A Crônica
A crônica é o único gênero literário produzido
essencialmente para ser veiculado na imprensa, seja nas páginas de uma revista, seja nas de um jornal. Quer dizer, ela é feita com uma finalidade utilitária e predeterminada:
agradar aos leitores dentro de um espaço sempre igual e
com a mesma localização, criando−se assim, no transcurso
dos dias ou das semanas, uma familiaridade entre o escritor
e aqueles que o leem.
Regra geral, a crônica é um comentário breve e
despretensioso sobre algum fato do cotidiano — algo a ser
lido “enquanto se toma o café da manhã”, na feliz expressão de Fernando Sabino. Tal comentário pode ser poético ou
irônico, mas seu motivo, na maioria dos casos, é o fato miúdo: a notícia em que ninguém prestou atenção, o
acontecimento insignificante, a cena corriqueira. Nessas trivialidades, o cronista surpreende a beleza, a comicidade,
os aspectos singulares. O tom, como acentua Antonio
Candido, é o de “uma conversa aparentemente banal”.
O próprio Fernando Sabino apresenta uma das
melhores definições para a crônica, ao dizer que ela “busca o
pitoresco ou o irrisório no cotidiano de cada um”. Em outro
momento, explicando a opção que fez pelo gênero, Sabino
diz: “Eu pretendia apenas recolher da vida diária algo de seu
disperso conteúdo humano. Visava ao circunstancial, ao
episódico. Nesta perseguição do acidental, quer um
flagrante de esquina, quer nas palavras de uma criança ou
num incidente doméstico, torno−me simples espectador”.

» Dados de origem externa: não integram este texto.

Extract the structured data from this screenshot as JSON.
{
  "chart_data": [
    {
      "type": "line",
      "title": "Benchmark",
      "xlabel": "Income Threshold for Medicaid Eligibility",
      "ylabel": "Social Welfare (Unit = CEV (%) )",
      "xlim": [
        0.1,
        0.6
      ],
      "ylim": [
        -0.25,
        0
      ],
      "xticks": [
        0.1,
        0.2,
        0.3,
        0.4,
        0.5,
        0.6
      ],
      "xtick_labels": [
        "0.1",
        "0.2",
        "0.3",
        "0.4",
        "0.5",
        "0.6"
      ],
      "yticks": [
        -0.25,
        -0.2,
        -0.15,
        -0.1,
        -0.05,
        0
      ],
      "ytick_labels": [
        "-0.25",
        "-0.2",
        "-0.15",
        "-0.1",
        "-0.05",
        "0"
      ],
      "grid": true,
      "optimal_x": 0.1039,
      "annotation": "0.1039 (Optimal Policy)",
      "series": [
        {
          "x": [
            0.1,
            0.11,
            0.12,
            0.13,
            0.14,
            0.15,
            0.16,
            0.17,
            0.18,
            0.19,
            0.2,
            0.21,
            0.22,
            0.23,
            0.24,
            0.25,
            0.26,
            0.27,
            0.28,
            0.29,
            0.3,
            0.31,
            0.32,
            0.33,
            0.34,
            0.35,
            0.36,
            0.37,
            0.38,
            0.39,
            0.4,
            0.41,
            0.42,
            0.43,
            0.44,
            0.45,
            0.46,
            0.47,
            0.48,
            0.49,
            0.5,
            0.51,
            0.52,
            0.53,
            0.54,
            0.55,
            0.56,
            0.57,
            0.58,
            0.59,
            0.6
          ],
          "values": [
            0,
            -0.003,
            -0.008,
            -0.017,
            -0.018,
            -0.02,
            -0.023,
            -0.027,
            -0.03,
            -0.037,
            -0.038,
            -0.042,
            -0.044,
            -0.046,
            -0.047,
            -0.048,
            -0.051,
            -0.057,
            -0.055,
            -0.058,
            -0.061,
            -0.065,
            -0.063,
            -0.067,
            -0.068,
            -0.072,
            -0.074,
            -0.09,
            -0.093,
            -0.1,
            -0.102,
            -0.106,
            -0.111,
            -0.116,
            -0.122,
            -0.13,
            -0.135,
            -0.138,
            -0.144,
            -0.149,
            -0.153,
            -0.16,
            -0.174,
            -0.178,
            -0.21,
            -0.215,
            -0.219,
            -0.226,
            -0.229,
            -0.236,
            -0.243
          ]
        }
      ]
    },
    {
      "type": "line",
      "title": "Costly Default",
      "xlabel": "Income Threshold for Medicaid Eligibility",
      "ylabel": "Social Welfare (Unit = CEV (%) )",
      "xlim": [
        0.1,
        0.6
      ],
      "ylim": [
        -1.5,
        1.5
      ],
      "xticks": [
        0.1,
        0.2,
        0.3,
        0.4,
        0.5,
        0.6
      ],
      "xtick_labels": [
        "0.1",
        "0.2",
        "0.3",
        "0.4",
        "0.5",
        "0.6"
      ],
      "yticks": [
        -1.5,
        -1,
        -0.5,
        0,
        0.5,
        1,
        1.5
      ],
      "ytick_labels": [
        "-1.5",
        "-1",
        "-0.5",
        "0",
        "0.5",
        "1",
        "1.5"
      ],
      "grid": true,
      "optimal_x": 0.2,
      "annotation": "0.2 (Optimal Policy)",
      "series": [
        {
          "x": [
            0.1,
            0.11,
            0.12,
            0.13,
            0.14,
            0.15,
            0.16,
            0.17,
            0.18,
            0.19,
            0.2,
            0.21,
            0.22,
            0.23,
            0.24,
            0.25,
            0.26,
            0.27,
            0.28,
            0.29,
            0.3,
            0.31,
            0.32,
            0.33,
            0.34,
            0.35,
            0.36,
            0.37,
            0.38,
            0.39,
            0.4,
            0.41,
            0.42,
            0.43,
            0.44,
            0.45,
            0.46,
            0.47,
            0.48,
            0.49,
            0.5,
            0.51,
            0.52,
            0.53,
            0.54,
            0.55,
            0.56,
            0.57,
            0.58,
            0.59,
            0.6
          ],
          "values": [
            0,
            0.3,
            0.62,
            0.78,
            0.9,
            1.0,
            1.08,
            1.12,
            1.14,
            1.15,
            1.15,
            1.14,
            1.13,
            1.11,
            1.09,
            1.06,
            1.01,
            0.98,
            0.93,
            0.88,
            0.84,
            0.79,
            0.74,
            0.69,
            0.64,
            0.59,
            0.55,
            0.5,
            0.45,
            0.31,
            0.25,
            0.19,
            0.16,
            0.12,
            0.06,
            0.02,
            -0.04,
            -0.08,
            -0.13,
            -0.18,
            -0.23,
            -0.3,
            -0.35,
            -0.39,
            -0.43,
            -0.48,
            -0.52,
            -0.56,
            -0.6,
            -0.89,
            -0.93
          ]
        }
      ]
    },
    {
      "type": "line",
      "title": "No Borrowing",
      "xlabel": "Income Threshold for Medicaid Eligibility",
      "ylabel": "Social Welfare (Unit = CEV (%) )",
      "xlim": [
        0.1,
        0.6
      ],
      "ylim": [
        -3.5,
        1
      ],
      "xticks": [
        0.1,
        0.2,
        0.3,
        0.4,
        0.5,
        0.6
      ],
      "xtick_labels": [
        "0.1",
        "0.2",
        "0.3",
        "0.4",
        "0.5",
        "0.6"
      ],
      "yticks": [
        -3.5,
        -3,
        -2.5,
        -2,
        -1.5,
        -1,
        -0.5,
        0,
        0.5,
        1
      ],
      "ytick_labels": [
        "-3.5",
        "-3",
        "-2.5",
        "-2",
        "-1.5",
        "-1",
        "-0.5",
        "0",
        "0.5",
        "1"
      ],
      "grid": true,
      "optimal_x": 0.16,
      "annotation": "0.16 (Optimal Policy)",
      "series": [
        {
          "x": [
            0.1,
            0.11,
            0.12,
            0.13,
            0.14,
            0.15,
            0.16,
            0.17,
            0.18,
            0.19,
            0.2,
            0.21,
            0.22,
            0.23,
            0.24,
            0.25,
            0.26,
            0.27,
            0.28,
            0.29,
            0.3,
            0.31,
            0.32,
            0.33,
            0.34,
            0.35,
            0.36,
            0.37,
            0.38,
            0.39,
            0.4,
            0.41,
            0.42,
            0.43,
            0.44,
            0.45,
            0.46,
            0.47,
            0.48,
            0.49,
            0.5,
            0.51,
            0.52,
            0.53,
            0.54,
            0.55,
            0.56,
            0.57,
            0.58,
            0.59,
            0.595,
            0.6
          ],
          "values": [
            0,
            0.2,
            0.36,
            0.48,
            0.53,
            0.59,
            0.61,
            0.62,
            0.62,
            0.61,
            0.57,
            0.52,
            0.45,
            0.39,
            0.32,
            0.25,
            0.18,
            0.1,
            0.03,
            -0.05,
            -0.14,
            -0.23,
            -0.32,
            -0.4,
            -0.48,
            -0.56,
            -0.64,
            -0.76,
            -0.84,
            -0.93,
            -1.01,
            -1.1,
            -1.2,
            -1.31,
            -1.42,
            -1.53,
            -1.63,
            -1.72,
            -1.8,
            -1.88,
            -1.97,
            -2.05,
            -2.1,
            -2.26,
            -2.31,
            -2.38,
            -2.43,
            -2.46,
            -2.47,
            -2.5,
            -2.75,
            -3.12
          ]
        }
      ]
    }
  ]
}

A mistura entre jornalismo e literatura leva o cronista
a um frequente impasse. Para se constituir em texto artístico, seu comentário sobre o cotidiano precisa
apresentar uma linguagem que transcenda à da mera informação. Ou seja, precisa de uma linguagem menos
denotativa e mais pessoal. Isso não implica uma elaboração
muito sofisticada ou pretensiosa. Significa que o estilo deve
dar a impressão de naturalidade e que a língua escrita deve
aproximar−se da fala.
Nem sempre o cronista atinge este alvo duplo: fazer
literatura e expressar−se com simplicidade. Em função do
grande público, é preciso buscar primeiramente a clareza e
uma dimensão de oralidade na escrita. Daí a crônica ser
considerada por muitos críticos um gênero menor. Aquela
vontade de forma, que todo grande artista possui, muitas
vezes desaparece diante da necessidade de ser acessível a
todos os leitores.
Sergius Gonzaga. Adaptado.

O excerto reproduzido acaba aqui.